It was uninhabited when the Portuguese discovered it in 1502 and when Sir Francis Drake passed by on his way back from sailing around the world, nearly 80 years later.
Oliver Cromwell gave it to the English East India Company in 1657.
The astronomer Edmond Halley – of Halley’s Comet fame – set up an observatory on the island around 20 years later and Napoleon Bonaparte was imprisoned there following his defeat by Wellington at the Battle of Waterloo, remaining there until he died in 1821.
It’s Britain’s second oldest overseas territory – or colony, as we used to know them – just 10 miles long by five miles wide and home to around 4,200 people.
It’s about 1,200 miles off the west coast of southern Africa, in the South Atlantic Ocean, and nearly 4,800 miles from Sheffield, which makes it home to the most remote audit client Grant Thornton’s Heeley-based city office has ever had.
Pub quiz over. The island is St Helena – named after the mother of Constantine, Rome’s first Emperor to become a Christian – and Grant Thornton’s client is Solomon and Company, founded 25 years before Napoleon’s arrival and the business that runs most of the commercial activity on the island.
“They approached us. It was just a quirk of circumstance that brought the business here,” explains Paul Houghton, partner in the Sheffield office’s audit and assurance department.

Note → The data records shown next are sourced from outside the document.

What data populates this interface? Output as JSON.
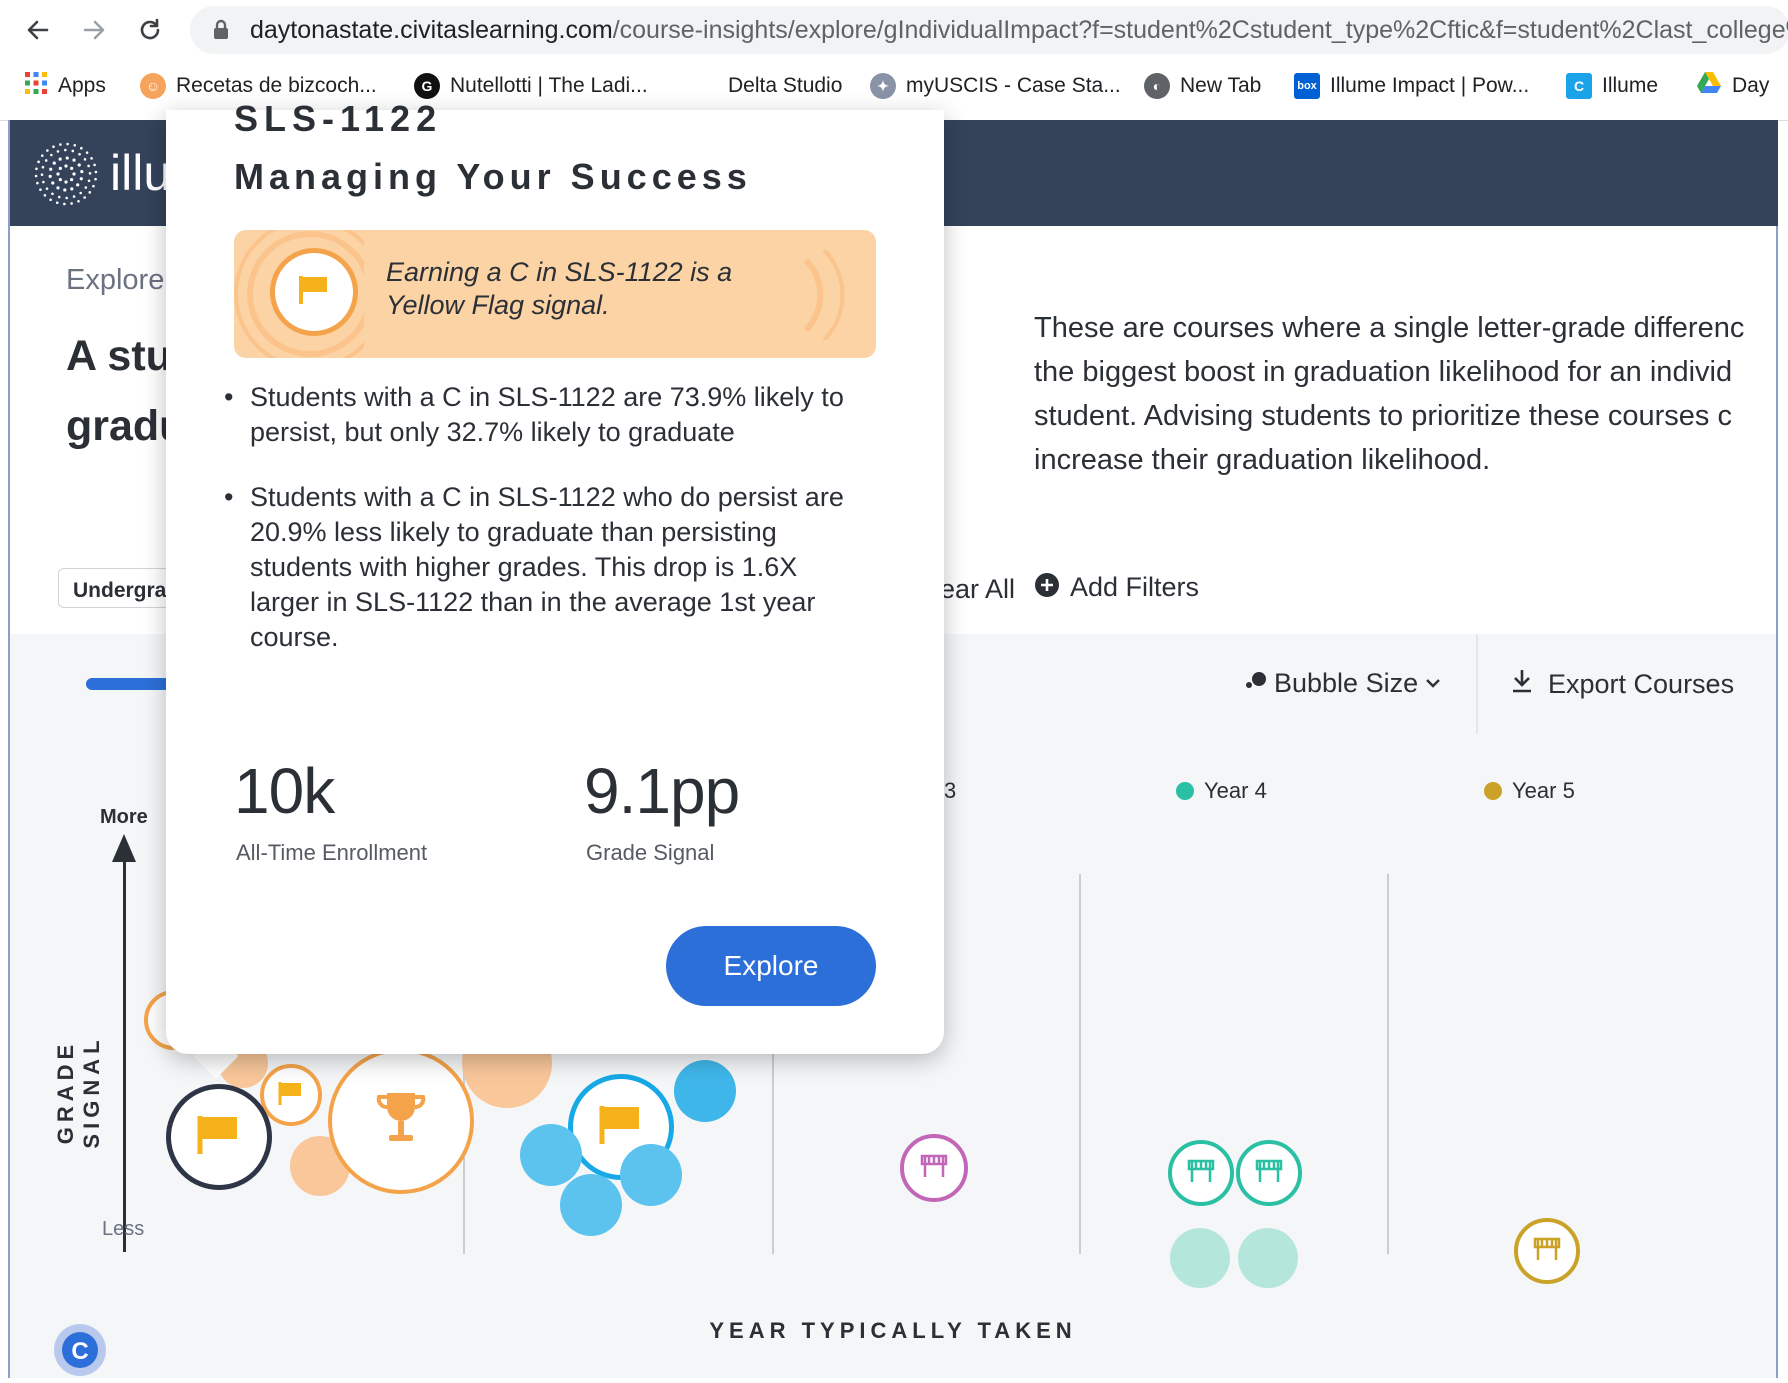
{
  "browser": {
    "url_host": "daytonastate.civitaslearning.com",
    "url_path": "/course-insights/explore/gIndividualImpact?f=student%2Cstudent_type%2Cftic&f=student%2Clast_college%",
    "bookmarks": [
      {
        "label": "Apps",
        "icon": "apps-grid-icon"
      },
      {
        "label": "Recetas de bizcoch...",
        "icon": "recipe-icon"
      },
      {
        "label": "Nutellotti | The Ladi...",
        "icon": "g-logo-icon"
      },
      {
        "label": "Delta Studio",
        "icon": "blank-icon"
      },
      {
        "label": "myUSCIS - Case Sta...",
        "icon": "uscis-seal-icon"
      },
      {
        "label": "New Tab",
        "icon": "globe-icon"
      },
      {
        "label": "Illume Impact | Pow...",
        "icon": "box-icon"
      },
      {
        "label": "Illume",
        "icon": "c-logo-icon"
      },
      {
        "label": "Day",
        "icon": "drive-icon"
      }
    ]
  },
  "app": {
    "logo_text": "illu",
    "breadcrumb": "Explore",
    "title_line1": "A stu",
    "title_line2": "gradu",
    "description": "These are courses where a single letter-grade difference has the biggest boost in graduation likelihood for an individual student. Advising students to prioritize these courses can increase their graduation likelihood.",
    "description_lines": [
      "These are courses where a single letter-grade differenc",
      "the biggest boost in graduation likelihood for an individ",
      "student. Advising students to prioritize these courses c",
      "increase their graduation likelihood."
    ],
    "filter_chip": "Undergra",
    "clear_all": "ear All",
    "add_filters": "Add Filters",
    "bubble_size": "Bubble Size",
    "export_courses": "Export Courses"
  },
  "popup": {
    "course_code": "SLS-1122",
    "course_name": "Managing Your Success",
    "signal_text_line1": "Earning a C in SLS-1122 is a",
    "signal_text_line2": "Yellow Flag signal.",
    "bullets": [
      [
        "Students with a C in SLS-1122 are 73.9% likely to",
        "persist, but only 32.7% likely to graduate"
      ],
      [
        "Students with a C in SLS-1122 who do persist are",
        "20.9% less likely to graduate than persisting",
        "students with higher grades. This drop is 1.6X",
        "larger in SLS-1122 than in the average 1st year",
        "course."
      ]
    ],
    "enrollment_value": "10k",
    "enrollment_label": "All-Time Enrollment",
    "grade_signal_value": "9.1pp",
    "grade_signal_label": "Grade Signal",
    "explore_button": "Explore"
  },
  "chart": {
    "y_axis_label": "GRADE SIGNAL",
    "y_more": "More",
    "y_less": "Less",
    "x_axis_label": "YEAR TYPICALLY TAKEN",
    "legend": [
      {
        "label": "3",
        "color": "#c266b8"
      },
      {
        "label": "Year 4",
        "color": "#2bbfa4"
      },
      {
        "label": "Year 5",
        "color": "#c9a227"
      }
    ],
    "colors": {
      "year1": "#f5a34a",
      "year2": "#3fb6ea",
      "year3": "#c266b8",
      "year4": "#2bbfa4",
      "year5": "#c9a227",
      "accent": "#2c6fd9",
      "selected": "#2e3546"
    }
  }
}
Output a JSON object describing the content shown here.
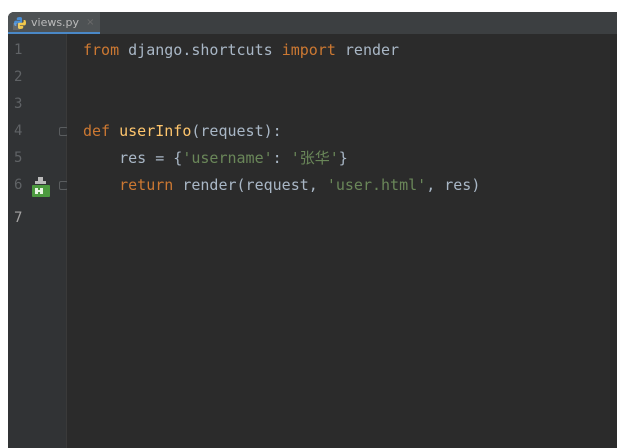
{
  "tab": {
    "filename": "views.py",
    "close_glyph": "×",
    "icon": "python-file-icon"
  },
  "gutter": {
    "line_numbers": [
      "1",
      "2",
      "3",
      "4",
      "5",
      "6",
      "7"
    ],
    "current_line": "7",
    "run_icon": "django-template-run-icon"
  },
  "code": {
    "line1": {
      "kw1": "from",
      "mod": " django.shortcuts ",
      "kw2": "import",
      "name": " render"
    },
    "line4": {
      "kw": "def",
      "fn": "userInfo",
      "rest": "(request):"
    },
    "line5": {
      "lead": "    res = {",
      "key": "'username'",
      "colon": ": ",
      "val": "'张华'",
      "close": "}"
    },
    "line6": {
      "lead": "    ",
      "kw": "return",
      "call": " render(request, ",
      "tpl": "'user.html'",
      "sep": ", res)"
    }
  },
  "colors": {
    "editor_bg": "#2b2b2b",
    "gutter_bg": "#313335",
    "keyword": "#cc7832",
    "function": "#ffc66d",
    "string": "#6a8759",
    "text": "#a9b7c6"
  }
}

St Helena’s status as a British Overseas Territory means British company law rules on the island and Solomon & Company is a UK registered business, which means it needs a UK auditor.
“We jumped at the chance,” continues Paul Houghton.
“It was a real opportunity for the staff. Something very different and very challenging.”
Grant Thornton rapidly discovered there was already a Sheffield link.
Currently, the only way to get to St Helena from the UK is by flying from Brize Norton to the British and US airbase on Ascension Island and take a boat from there.
So, St Helena has been campaigning for an airport to ease access and boost tourism and MPs backing the bid, which requires UK Parliamentary approval, include Meg Munn, the Labour MP whose constituency includes Grant Thornton’s office.
“The airport is a very important driver for the future of the island,” says Paul Houghton.
“The British government has agreed to provide an airport and it seems to be going ahead.”